Ethiopian immigrants face racism in many aspects of life, but it turns out that racism begins as soon as they enter the world. This is exemplified by the directive that came into effect with the first wave of Ethiopian Aliyah, stating that every baby born to a parent who is a citizen of the country must be vaccinated against tuberculosis immediately after birth. The reason: Ethiopia is considered a country with high rates of the disease.
The problem with this is that only babies born to parents of Ethiopian origin are required to be vaccinated against tuberculosis, while babies born to parents from other countries where the disease is also common are not required to receive the vaccine. An investigation has claimed that this directive is implemented based solely on skin color.
The Ministry of Health protocol states that every baby born to a parent from Ethiopia must receive the BCG vaccine against tuberculosis. However, despite the protocol stating that this applies to all babies born to parents who came from countries where the disease is common, a series of testimonies from Ethiopian women, including those born in Israel, indicate that in practice the directive is implemented based solely on skin color.
This is an old protocol and, despite repeated attempts by Ethiopian immigrants and advice from professionals to change the protocol, Ethiopian-origin mothers often struggle with the pressure to vaccinate their children with a vaccine that the vast majority of Israeli children are not required to receive. The health system continues to implement a protocol which is specifically aimed at Ethiopian immigrants.
According to the protocol, the "BCG vaccine is given to newborns and children from families of new immigrants and residents who are not Israeli citizens and who come from countries where tuberculosis is common." However, the only countries that receive special attention under the protocol are Ethiopia and India, from which a small number of immigrants have come to Israel.
For example, the protocol does not specifically refer to several countries of the former Soviet Union where tuberculosis also is prevalent.
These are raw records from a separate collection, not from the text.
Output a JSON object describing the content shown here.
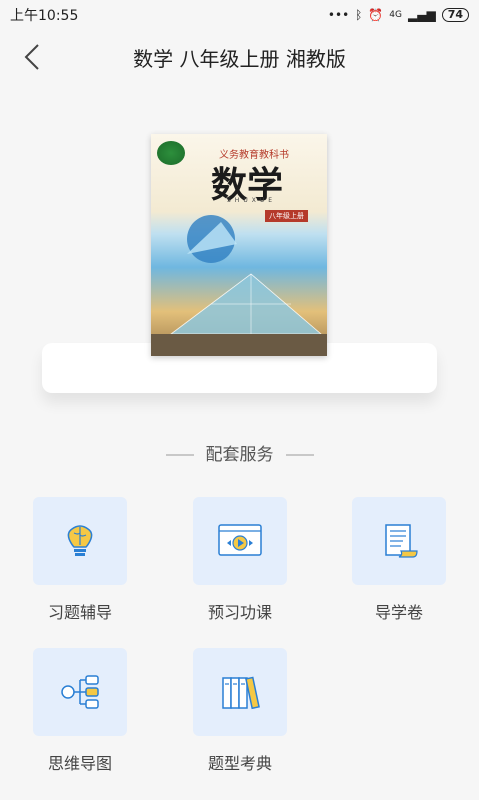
{
  "status_bar": {
    "time": "上午10:55",
    "signal": "4G",
    "battery": "74"
  },
  "header": {
    "title": "数学 八年级上册 湘教版"
  },
  "cover": {
    "series": "义务教育教科书",
    "subject": "数学",
    "pinyin": "SHUXUE",
    "grade": "八年级上册"
  },
  "section": {
    "title": "配套服务"
  },
  "services": [
    {
      "label": "习题辅导",
      "icon": "brain-bulb-icon"
    },
    {
      "label": "预习功课",
      "icon": "video-player-icon"
    },
    {
      "label": "导学卷",
      "icon": "scroll-doc-icon"
    },
    {
      "label": "思维导图",
      "icon": "mind-map-icon"
    },
    {
      "label": "题型考典",
      "icon": "books-icon"
    }
  ],
  "colors": {
    "accent_blue": "#2a7fd4",
    "accent_yellow": "#f5c845",
    "tile_bg": "#e4eefc"
  }
}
It also was not updated against the backdrop of the large immigration wave that took place last year from Ukraine due to the ongoing war with Russia.
A series of mothers who were born in Russia, Moldova, Ukraine, and also South Africa, where tuberculosis is common, confirmed that they were not offered the vaccine after giving birth in Israeli hospitals. "They did not talk to me about this vaccine and did not offer it to me after the birth," said a new mother who was born in Russia.
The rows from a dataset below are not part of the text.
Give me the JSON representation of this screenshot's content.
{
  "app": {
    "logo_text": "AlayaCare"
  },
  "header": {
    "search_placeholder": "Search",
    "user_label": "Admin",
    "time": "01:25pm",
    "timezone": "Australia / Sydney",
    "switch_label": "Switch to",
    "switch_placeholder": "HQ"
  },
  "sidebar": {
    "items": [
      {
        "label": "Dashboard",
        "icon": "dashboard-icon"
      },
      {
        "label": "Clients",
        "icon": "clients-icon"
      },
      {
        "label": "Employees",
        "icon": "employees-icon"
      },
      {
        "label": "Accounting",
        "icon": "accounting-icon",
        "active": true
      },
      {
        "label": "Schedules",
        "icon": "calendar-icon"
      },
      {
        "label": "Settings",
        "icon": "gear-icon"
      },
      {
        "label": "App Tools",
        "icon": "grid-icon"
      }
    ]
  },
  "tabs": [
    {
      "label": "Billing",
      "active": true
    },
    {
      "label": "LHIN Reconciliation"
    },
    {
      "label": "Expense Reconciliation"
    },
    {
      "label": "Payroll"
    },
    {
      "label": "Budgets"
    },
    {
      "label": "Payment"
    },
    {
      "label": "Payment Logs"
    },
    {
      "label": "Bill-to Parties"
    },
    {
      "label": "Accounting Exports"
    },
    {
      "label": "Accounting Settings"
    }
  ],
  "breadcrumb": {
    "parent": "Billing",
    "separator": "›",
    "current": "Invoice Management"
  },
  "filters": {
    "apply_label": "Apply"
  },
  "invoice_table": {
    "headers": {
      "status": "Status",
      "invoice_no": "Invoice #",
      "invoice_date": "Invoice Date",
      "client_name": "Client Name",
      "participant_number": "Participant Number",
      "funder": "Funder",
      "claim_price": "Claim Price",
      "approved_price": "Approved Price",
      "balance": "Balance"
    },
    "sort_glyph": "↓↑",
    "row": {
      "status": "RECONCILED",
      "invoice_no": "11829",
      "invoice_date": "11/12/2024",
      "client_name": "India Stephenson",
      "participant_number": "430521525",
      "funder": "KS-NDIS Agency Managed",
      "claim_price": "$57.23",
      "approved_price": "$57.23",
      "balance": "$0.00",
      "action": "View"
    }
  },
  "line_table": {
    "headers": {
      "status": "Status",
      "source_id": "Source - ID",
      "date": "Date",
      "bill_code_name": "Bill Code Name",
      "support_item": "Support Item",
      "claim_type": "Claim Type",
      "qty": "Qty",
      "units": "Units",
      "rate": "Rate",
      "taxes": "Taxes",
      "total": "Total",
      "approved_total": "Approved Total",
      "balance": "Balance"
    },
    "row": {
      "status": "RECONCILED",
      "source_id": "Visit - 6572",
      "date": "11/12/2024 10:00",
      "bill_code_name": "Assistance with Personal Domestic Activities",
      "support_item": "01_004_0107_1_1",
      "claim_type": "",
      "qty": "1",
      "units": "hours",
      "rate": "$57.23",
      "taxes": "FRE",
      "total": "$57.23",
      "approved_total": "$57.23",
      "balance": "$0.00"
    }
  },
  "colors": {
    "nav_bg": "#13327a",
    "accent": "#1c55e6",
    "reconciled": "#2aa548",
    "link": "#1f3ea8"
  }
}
The mothers testify: 'It is inappropriate and insulting'
Ethiopian women voiced their opinions about what is happening today in Israeli delivery rooms.
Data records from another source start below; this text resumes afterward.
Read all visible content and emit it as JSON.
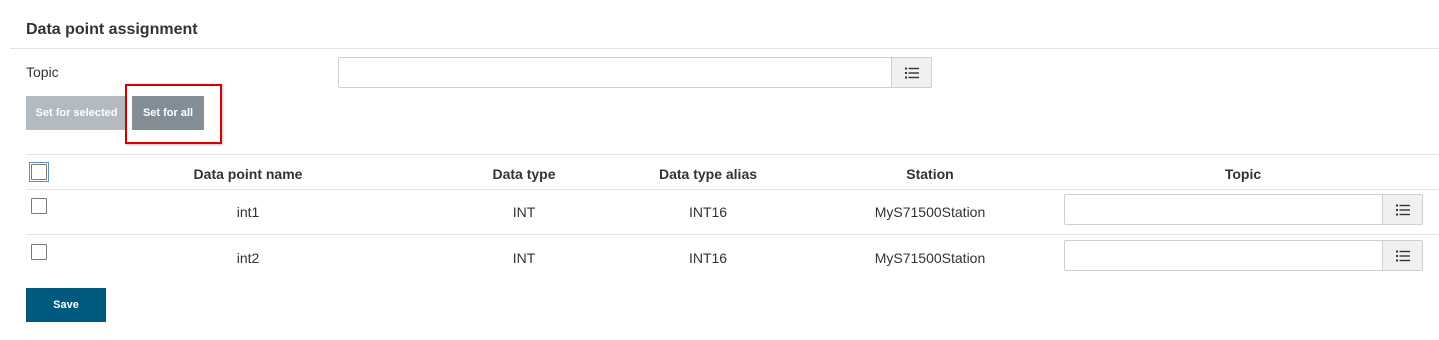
{
  "section": {
    "title": "Data point assignment"
  },
  "topic": {
    "label": "Topic",
    "value": "",
    "placeholder": "",
    "list_icon": "list-icon"
  },
  "actions": {
    "set_for_selected_label": "Set for selected",
    "set_for_all_label": "Set for all"
  },
  "table": {
    "columns": [
      "Data point name",
      "Data type",
      "Data type alias",
      "Station",
      "Topic"
    ],
    "rows": [
      {
        "name": "int1",
        "data_type": "INT",
        "alias": "INT16",
        "station": "MyS71500Station",
        "topic": "",
        "checked": false
      },
      {
        "name": "int2",
        "data_type": "INT",
        "alias": "INT16",
        "station": "MyS71500Station",
        "topic": "",
        "checked": false
      }
    ]
  },
  "footer": {
    "save_label": "Save"
  },
  "colors": {
    "primary": "#00597f",
    "button_disabled": "#b3bac0",
    "button_secondary": "#838d96",
    "highlight": "#d40000"
  }
}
"I gave birth a year ago," says one, a resident of northern Israel. "Before I went into the cesarean-section surgery, they asked me if I agreed to vaccinate the baby against tuberculosis, and I refused. When I was recovering after birth, my husband was called and told that they were demanding to vaccinate the baby again. It didn't end there, and they explicitly stated that according to the protocol it is meant for Ethiopian immigrants. At some point, they were also instilling fear, and I remember something being said about defects in the heart or brain."
Another Ethiopian mother, a resident of southern Israel, spoke up about what happened after the birth of her son. "The nurse asked me if I was born in Ethiopia or in Israel," she recalled.
"I said I was born in Israel, but my husband was born in Ethiopia and came to Israel when he was one year old. 'As long as one of the parents was born in Ethiopia, the baby must be vaccinated,' that's what I was told. My husband didn't grow up in Ethiopia at all, but she tried to push and said that if I wasn't interested, then I would have to sign a refusal form. They made me feel like I was making a bad decision and that I was to blame," the mother said.
According to accumulated evidence gathered by the Ministry of Justice, sometimes vaccination is carried out without the knowledge of the parents.
"If I hadn't caught it and asked, they would have automatically given her the vaccine," another mother said. "I told them explicitly not to give the vaccine against tuberculosis. They told me that all children whose parents are of Ethiopian descent receive the vaccine. I stood my ground and insisted that everything be done in front of me."
"It's inappropriate and insulting," she said. "The fact that even as a person and a parent, you don't have the right to choose. I should make the decisions, and certainly the decision about my baby. I was smart enough to do my research, but what about a mother who is not aware? There is no transparency and there is not the most fundamental and dignified standard of human rights on one's body and one's children."